ATI RN
ATI Nursing Care of Children
1. A newborn is admitted to the nursery with a complete bilateral cleft lip and palate. The mother refuses to see or hold her infant. What should the nurse do first?
- A. Restate what the physician has told her about plastic surgery
- B. Suggest holding her baby without making eye contact
- C. Encourage and allow the mother to express her feelings
- D. Recognize and allow the mother to express her feelings
Correct answer: D
Rationale: In this situation, the priority is to acknowledge and validate the mother's feelings, creating a supportive environment for her. Option D is correct as it focuses on recognizing and allowing the mother to express her emotions. This approach can help build trust and facilitate communication. Options A and B are incorrect as they do not address the mother's emotional needs and may come across as dismissive. Option C is less appropriate as it only encourages expression without explicitly recognizing the mother's current emotional state.
2. What laboratory finding should the nurse expect in a child with an excess of water?
- A. Decreased hematocrit
- B. High serum osmolality
- C. High urine specific gravity
- D. Increased blood urea nitrogen (BUN)
Correct answer: A
Rationale: Water excess typically leads to hemodilution, resulting in a decreased hematocrit. High serum osmolality and specific gravity would indicate dehydration, while elevated BUN could suggest renal impairment or dehydration, not fluid overload.
3. Which type of breath sound is normally heard over the entire surface of the lungs except for the upper intrascapular area and the area beneath the manubrium?
- A. Vesicular
- B. Bronchial
- C. Adventitious
- D. Bronchovesicular
Correct answer: A
Rationale: Vesicular breath sounds are normally heard over most of the lung fields, except near the trachea and main bronchi, where bronchial or bronchovesicular sounds may be heard.
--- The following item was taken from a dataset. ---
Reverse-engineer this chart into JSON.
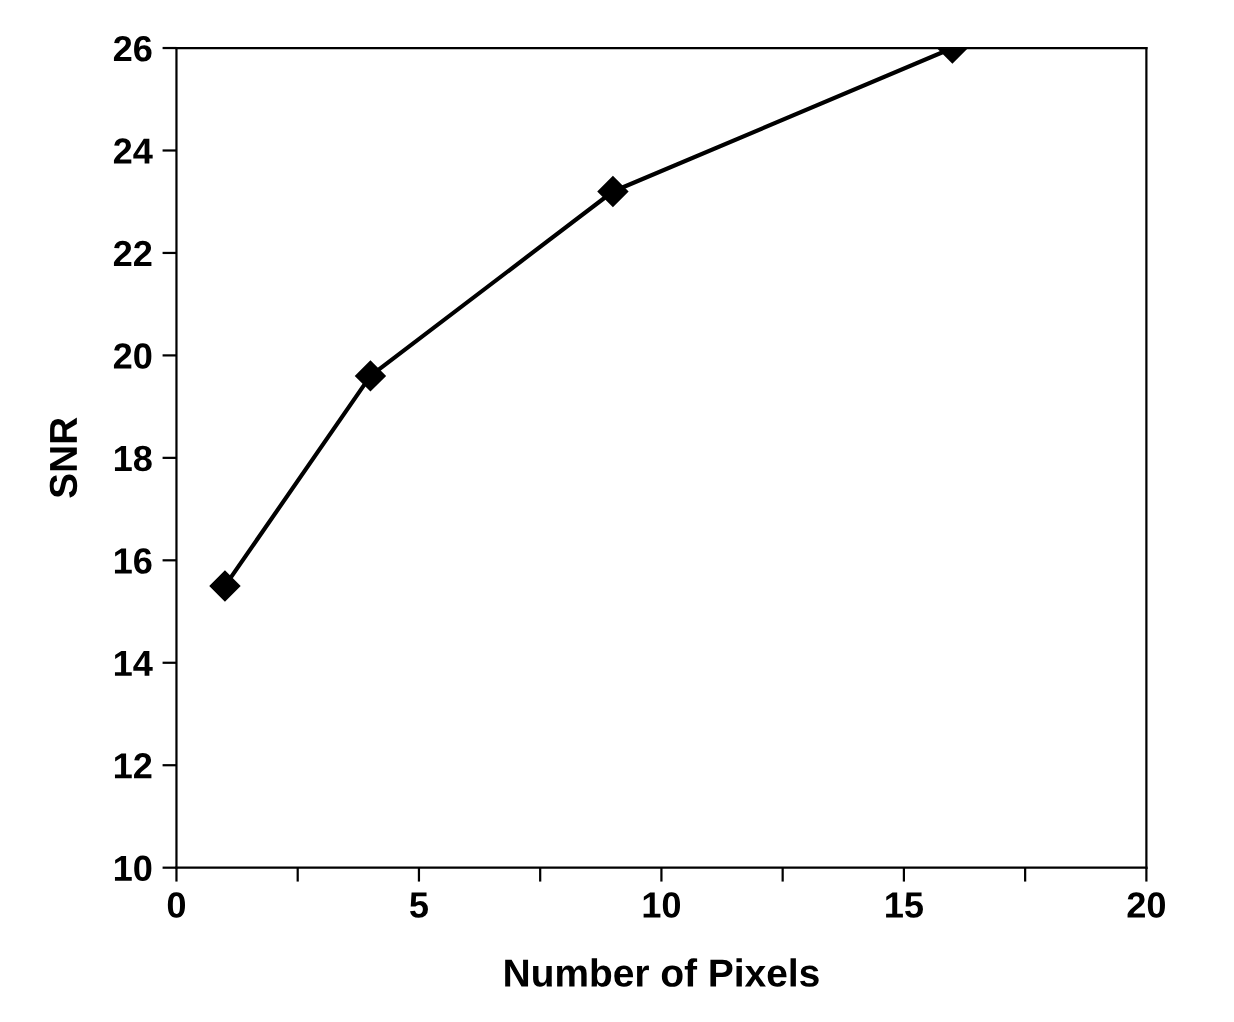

4. The parents of a child born with ambiguous genitalia tell the nurse that family and friends are asking what caused the baby to be this way. Tests are being done to assist in gender assignment. What should the nurse's intervention include?
- A. Explain the disorder so they can explain it to others.
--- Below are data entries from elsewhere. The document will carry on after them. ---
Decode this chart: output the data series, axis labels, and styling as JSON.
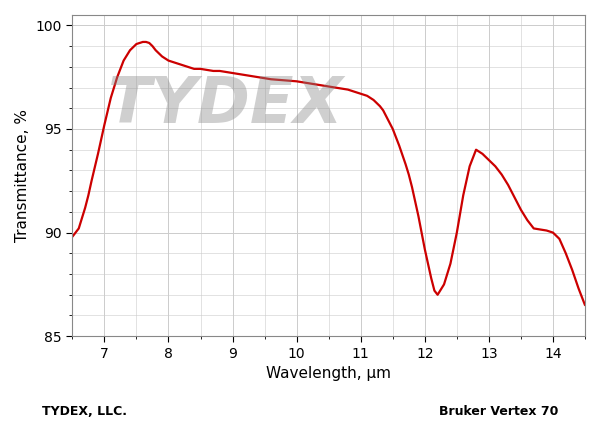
{
  "title": "",
  "xlabel": "Wavelength, μm",
  "ylabel": "Transmittance, %",
  "xlim": [
    6.5,
    14.5
  ],
  "ylim": [
    85,
    100.5
  ],
  "xticks": [
    7,
    8,
    9,
    10,
    11,
    12,
    13,
    14
  ],
  "yticks": [
    85,
    90,
    95,
    100
  ],
  "line_color": "#cc0000",
  "background_color": "#ffffff",
  "grid_color": "#cccccc",
  "bottom_label_left": "TYDEX, LLC.",
  "bottom_label_right": "Bruker Vertex 70",
  "watermark_text": "TYDEX",
  "curve_x": [
    6.5,
    6.6,
    6.7,
    6.75,
    6.8,
    6.9,
    7.0,
    7.1,
    7.2,
    7.3,
    7.4,
    7.5,
    7.6,
    7.65,
    7.7,
    7.75,
    7.8,
    7.9,
    8.0,
    8.1,
    8.2,
    8.3,
    8.4,
    8.5,
    8.6,
    8.7,
    8.8,
    8.9,
    9.0,
    9.2,
    9.4,
    9.6,
    9.8,
    10.0,
    10.2,
    10.4,
    10.6,
    10.8,
    11.0,
    11.1,
    11.2,
    11.3,
    11.35,
    11.4,
    11.5,
    11.6,
    11.7,
    11.75,
    11.8,
    11.9,
    12.0,
    12.05,
    12.1,
    12.15,
    12.2,
    12.3,
    12.4,
    12.5,
    12.6,
    12.7,
    12.8,
    12.9,
    13.0,
    13.1,
    13.2,
    13.3,
    13.4,
    13.5,
    13.6,
    13.7,
    13.8,
    13.9,
    14.0,
    14.1,
    14.2,
    14.3,
    14.4,
    14.5
  ],
  "curve_y": [
    89.8,
    90.2,
    91.2,
    91.8,
    92.5,
    93.8,
    95.2,
    96.5,
    97.5,
    98.3,
    98.8,
    99.1,
    99.2,
    99.2,
    99.15,
    99.0,
    98.8,
    98.5,
    98.3,
    98.2,
    98.1,
    98.0,
    97.9,
    97.9,
    97.85,
    97.8,
    97.8,
    97.75,
    97.7,
    97.6,
    97.5,
    97.4,
    97.35,
    97.3,
    97.2,
    97.1,
    97.0,
    96.9,
    96.7,
    96.6,
    96.4,
    96.1,
    95.9,
    95.6,
    95.0,
    94.2,
    93.3,
    92.8,
    92.2,
    90.8,
    89.2,
    88.5,
    87.8,
    87.2,
    87.0,
    87.5,
    88.5,
    90.0,
    91.8,
    93.2,
    94.0,
    93.8,
    93.5,
    93.2,
    92.8,
    92.3,
    91.7,
    91.1,
    90.6,
    90.2,
    90.15,
    90.1,
    90.0,
    89.7,
    89.0,
    88.2,
    87.3,
    86.5
  ]
}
- B. Help parents understand that this is a minor problem.
- C. Suggest that parents avoid family and friends until the gender is assigned.
- D. Encourage parents not to worry while the tests are being done.
Correct answer: A
Rationale: It is important for the nurse to provide the parents with accurate information so they can confidently explain the situation to others, helping to reduce stress and misinformation. Avoiding family and friends or minimizing the problem is not helpful.
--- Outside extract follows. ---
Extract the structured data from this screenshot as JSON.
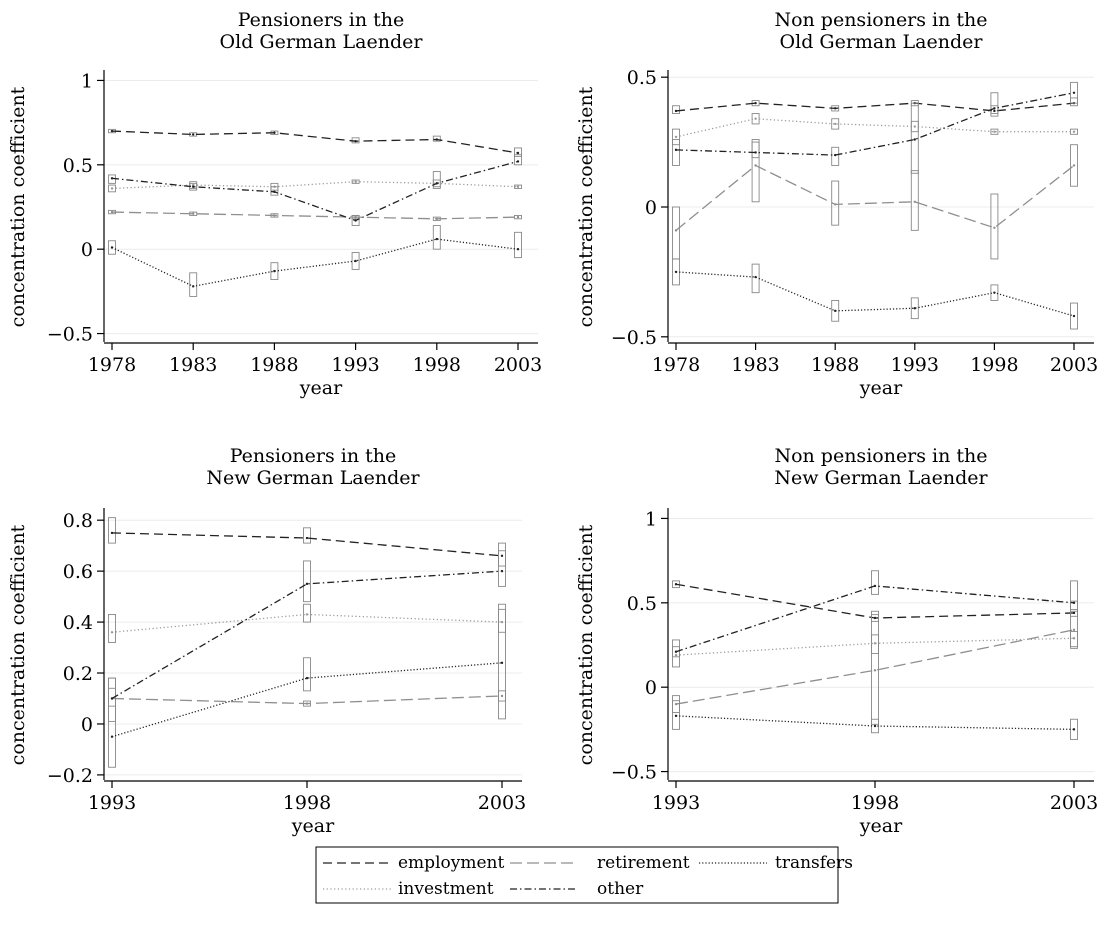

5. A mother reports to the nurse that her 6-year-old child is highly active, irritable, irregular in habits, and adapts slowly to new routines, people, or situations. Which pattern of temperament would best describe the child?
- A. The 'easy' child
- B. The 'difficult' child
- C. The 'slow-to-warm-up' child
- D. The 'fast-to-warm-up' child
Correct answer: B
Rationale: The 'difficult' child is the best way to describe the child in this scenario. This temperament is characterized by high activity levels, irritability, irregular habits, and difficulty adapting to changes. Choice A, the 'easy' child, is known for being generally positive and adaptable. Choice C, the 'slow-to-warm-up' child, typically needs time to adapt to new situations but is not necessarily highly active or irritable. Choice D, the 'fast-to-warm-up' child, adapts quickly to new situations, which contrasts with the child's slow adaptation mentioned in the scenario.